Update, 12:30, 27 May

As I say, I no longer comment on the shroudstory site, it being 90% malevolent flak, most of it hopelessly uninformed, and 10% useful and balanced observation, most from the same two commenters, one UK based, the other US.

However, here's a comment from the advanced positions of the artillery brigade that just has to be recorded, here for posterity, as well as that site.



in response to Dan:
Berry: Where did the story of the too-red blood originate?  Answer: from Adler and Heller You may have noted a comment by Charles Freeman.  Well, we just have to disagree on the reality of the human blood. I am an independent scholar, formerly a Senior Examiner of the International Baccalaureate;s critical thinking programme, Theory of […]
From his very look at an actual small fragment of blood he discerned in his labs high-powered microscope with different mode of viewing, Heller describes what he saw as bright red. Adler later concurred. Explaining the bright red color was a challenge but they believed that it was the result of the torture Christ endured releasing bilirubin into the blood stream.
They did not offer off the cuff anonymous opinions. They checked their findings with associates and received confirmation. They used multispectral analysis down to the nanogram level. They published in a peer review journal.
NONE of the photographs taken of the Shroud are fine definition enough to visualize that level.

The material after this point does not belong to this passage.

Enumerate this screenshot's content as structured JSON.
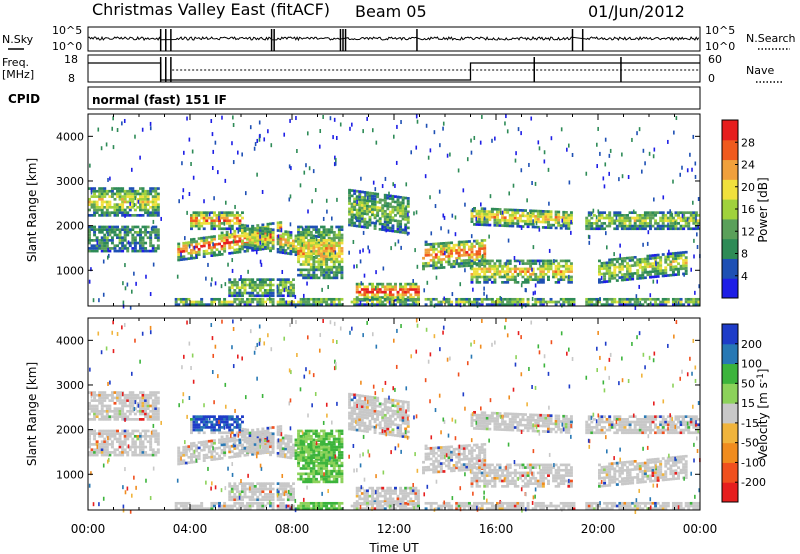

Thank you Mr.Klotz, thank you in eternal gratitude, for relating what is almost certainly the  basis of the "too red" claim. I need add no more - not a single word.

Afterthought (13:30, 27 May): well, one self-indulgent  word maybe (or two if hyphenated): pseudo-science. That's agenda-driven pseudo-science. 90% or more (probably more) of 'sindonology' is agenda-driven  pseudo-science, the Adler/Heller  fantasy-based claims for  bilirubin being the root cause of their own dubious claims  for "too red blood" being just one more  egregious example.